Je suis devenue plus experte que ce que je croyais dans le domaine de la non-communication. Parallèlement et c'est là que c'est rigolo, la communication est justement une des branches les plus importantes de mon métier. Oh oh oh, on se marre trop ici je sais. J'aurais presque eu tendance à reprocher la non-communication quand je me suis aperçue que je maîtrisais l'art au point de ne pas m'en être rendue compte, de ne quasiment plus communiquer avec moi-même et de ne plus communiquer quasiment avec mon double, Kathy. Détester un personnage qu'on s'est créé est quand même un sacré paradoxe. Maintenant que j'ai trouvé pourquoi, je me demande si je ne dois pas faire le test ultime, celui qui me fait peur au dernier degré mais qui résolvait tout avant : le test virtuel. Au collège et un peu au lycée, quand j'avais un problème ou que je n'arrivais pas à m'avouer quelque chose, je l'introduisais peu à peu dans mes Histoires et quand j'avais bien testé, je me rendais compte si je m'étais trompée ou si le problème était plus étendu que je ne le pensais. Kathy est quand même née sans mère (beeeen tiens)(sa mère a disparu et on ne sait si elle est morte), avec un père qui s'est occupé d'elle sans qu'elle sache que c'était lui (c'est affolant comme les // vont loin, c''est exactement mon cas, alors que je l'ai INVENTE), aucune relation masculine stable, amoureuse en secret avec non-réciprocité (avant il y en avait, mais depuis j'ai compris que c'était impossible, si j'établis un // complet, forcément ça n'est pas réciproque mais je crois que je vais devoir transformer bien plus...), rien de stable malgré des constructions réussies, affectivement et professionnellement. Cette sale petite pute fille imaginaire me ressemble donc trop à mon goût, nous sommes donc fâchées. D'autant plus qu'elle est jolie. Et qu'elle réussit vraiment. Que moi je patauge lamentablement et ajoute à mon palmarès... toucher les gens que j'aime qui n'ont rien demandé, ce qui est tout de même la dernière chose que je voulais.

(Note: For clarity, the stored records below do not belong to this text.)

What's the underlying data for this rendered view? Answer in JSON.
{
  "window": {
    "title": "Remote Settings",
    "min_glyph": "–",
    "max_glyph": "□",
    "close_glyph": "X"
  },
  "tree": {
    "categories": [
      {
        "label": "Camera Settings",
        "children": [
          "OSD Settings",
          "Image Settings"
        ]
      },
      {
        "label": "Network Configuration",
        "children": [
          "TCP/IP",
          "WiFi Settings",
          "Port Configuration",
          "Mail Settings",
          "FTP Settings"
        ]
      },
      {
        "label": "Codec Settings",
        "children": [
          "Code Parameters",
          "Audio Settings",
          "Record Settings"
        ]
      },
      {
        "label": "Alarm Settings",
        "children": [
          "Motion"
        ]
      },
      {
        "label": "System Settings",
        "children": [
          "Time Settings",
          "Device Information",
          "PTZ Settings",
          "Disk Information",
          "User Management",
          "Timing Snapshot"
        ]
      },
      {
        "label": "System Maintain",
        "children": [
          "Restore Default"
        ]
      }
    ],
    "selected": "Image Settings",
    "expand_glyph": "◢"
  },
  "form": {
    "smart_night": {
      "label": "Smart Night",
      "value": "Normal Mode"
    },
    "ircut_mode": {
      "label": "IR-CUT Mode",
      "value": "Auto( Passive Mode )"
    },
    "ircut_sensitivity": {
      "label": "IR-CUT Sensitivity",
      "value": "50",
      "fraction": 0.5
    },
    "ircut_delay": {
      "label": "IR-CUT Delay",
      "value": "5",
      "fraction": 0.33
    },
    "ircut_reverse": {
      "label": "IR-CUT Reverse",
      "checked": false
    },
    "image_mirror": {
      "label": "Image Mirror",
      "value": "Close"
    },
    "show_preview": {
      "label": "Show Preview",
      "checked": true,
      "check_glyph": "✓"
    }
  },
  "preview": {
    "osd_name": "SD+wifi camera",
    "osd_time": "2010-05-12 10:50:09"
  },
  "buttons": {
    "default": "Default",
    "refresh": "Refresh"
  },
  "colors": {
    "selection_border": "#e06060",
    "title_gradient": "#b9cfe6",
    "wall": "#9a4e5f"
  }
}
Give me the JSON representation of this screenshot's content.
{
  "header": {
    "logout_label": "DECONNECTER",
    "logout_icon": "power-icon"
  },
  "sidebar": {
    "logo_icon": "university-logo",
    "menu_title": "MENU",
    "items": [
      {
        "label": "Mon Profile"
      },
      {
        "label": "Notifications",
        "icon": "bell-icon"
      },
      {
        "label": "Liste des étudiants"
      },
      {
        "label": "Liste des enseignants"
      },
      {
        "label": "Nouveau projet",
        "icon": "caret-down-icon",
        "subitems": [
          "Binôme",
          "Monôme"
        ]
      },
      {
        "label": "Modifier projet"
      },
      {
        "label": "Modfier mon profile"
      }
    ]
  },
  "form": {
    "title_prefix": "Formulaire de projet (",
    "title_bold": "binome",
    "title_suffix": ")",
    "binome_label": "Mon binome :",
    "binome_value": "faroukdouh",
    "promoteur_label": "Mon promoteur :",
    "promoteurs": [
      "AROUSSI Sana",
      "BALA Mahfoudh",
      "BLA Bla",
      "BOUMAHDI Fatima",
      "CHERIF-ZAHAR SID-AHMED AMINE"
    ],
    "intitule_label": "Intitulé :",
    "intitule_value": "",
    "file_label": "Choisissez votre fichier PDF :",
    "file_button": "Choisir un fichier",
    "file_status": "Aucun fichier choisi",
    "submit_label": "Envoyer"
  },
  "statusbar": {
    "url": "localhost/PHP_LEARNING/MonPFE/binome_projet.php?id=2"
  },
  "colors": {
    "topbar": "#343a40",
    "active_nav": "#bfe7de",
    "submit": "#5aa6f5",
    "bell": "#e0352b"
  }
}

Et à présent... j'ai adopté la stratégie du... wait and see... l'autruchon gris (comme dirait mon père lol), la bestiole sans âme, le je ne sais pas quoi... Surtout ne rien dire, surtout ne rien montrer, surtout ne rien bouger, surtout ne rien faire tant que l'extérieur ne mouve pas. Et s'il ne mouve pas, on ne mouve pas. Et ce jeu-là peut durer longtemps mais c'est tellement plus rassurant que l'idée qu'on pourrait vraiment tout foutre en l'ai et perdre ses seules raisons de vivre. Que ça n'est pas viable en dehors. Et alors constater que justement on ne s'était pas rendu compte de l'importance qu'on accordait, qu'on croyait savoir mais qu'on ne savait pas, à quel point c'est VITAL, à quel point il est impensable qu'il y ait autre chose que ça. Et se dire soudain qu'on est piégée. Face à un mur. Dans une impasse. Dans une situation ou on ne peut plus reculer mais où il est trop dangereux d'avancer.

En écoute : les ronronnements d'Iris et ses petits cris pour que je m'occupe d'elle (elle a bcp dormi et a été super choute alors bon ^^)
En pensée : oh oh j'ai raté la moitié de Kaamelott et je n'ai tjs pas mangé.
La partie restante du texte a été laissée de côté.